In recent years, scientists have conducted more than 100 clinical trials in the hopes of finding new indicators capable of diagnosing Alzheimer’s disease prior to the manifestation of clinical symptoms such as memory loss. Though MBI, characterized by changes in the normal patterns of behaviour in the elderly, had already been suggested to be an indicator, its role had not yet been validated.
In a recent paper published in Alzheimer’s and Dementia, Firoza Lussier, in collaboration with the Alzheimer’s Disease Research Unit of the McGill University Research Centre for Studies in Aging, found that MBI may very well give important clues about the early stages of dementia.
Connection between cognitive and non-cognitive symptoms
In order to verify MBI’s association to the early stages of Alzheimer’s disease, the researchers used imaging techniques to measure amyloid plaque deposits — a protein at the core of Alzheimer’s disease — in the brains of nearly 100 cognitively healthy elderly individuals with varying degrees of MBI from the Translational Biomarkers in Aging and Dementia (TRIAD) cohort.

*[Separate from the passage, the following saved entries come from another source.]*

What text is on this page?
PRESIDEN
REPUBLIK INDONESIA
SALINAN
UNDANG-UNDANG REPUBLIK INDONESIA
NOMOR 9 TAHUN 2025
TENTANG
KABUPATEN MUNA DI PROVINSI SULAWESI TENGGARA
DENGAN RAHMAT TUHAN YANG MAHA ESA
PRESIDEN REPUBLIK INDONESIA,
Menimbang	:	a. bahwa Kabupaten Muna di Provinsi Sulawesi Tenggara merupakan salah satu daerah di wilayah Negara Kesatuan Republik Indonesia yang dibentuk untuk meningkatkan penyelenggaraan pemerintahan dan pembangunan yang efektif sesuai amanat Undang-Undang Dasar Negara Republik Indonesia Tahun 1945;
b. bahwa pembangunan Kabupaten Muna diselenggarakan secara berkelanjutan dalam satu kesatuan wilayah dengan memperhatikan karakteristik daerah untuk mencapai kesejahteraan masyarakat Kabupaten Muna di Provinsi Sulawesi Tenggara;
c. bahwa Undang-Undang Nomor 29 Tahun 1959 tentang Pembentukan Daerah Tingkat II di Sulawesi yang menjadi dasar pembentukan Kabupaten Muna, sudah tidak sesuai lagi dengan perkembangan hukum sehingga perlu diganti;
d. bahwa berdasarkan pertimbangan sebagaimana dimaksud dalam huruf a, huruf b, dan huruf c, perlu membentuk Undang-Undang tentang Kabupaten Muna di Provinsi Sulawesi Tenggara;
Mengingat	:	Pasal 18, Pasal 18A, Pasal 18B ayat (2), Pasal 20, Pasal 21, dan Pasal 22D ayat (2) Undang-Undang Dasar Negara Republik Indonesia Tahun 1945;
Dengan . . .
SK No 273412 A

“The unique design of the McGill TRIAD cohort allows young scientist like Firoza to discover the impact of diseases in which specific proteins have become abnormal on human behavior, ” says Dr. Pedro Rosa-Neto, Director of the McGill University Research Centre for Studies in Aging.
This is the first time a research team investigates the relationship between MBI and biomarkers of Alzheimer’s disease in elderly individuals.
“We found that the presence and severity of MBI in these cognitively healthy individuals was strongly associated with the presence of amyloid plaques in the brain, which is one of the first pathological changes in early stages of Alzheimer’s,” says Firoza Lussier, who is a master’s student in McGill’s Integrated Program in Neuroscience.
Using the MBI as a prediction tool
It has been noted that MBI could potentially serve as an interesting proxy for clinicians to diagnose Alzheimer’s disease before the onset of symptoms. This could be done with the help of the Mild Behavioural Impairment Checklist (MBI-C), an instrument used to codify mental disorder symptoms attributable to diseases of the nervous system in pre-dementia populations.
“This is an important study because it may help identify people who are at a higher risk of progression of Alzheimer’s disease by employing a user-friendly clinical scale developed in Canada by Dr Zahinoor Ismail, and already available world-wide,” adds Dr. Serge Gauthier, Director of the Alzheimer Disease and Related Disorders Research Unit.
Lussier and her colleagues now hope to conduct longitudinal imaging studies to confirm whether MBI is predictive of changes in Alzheimer’s disease biomarkers.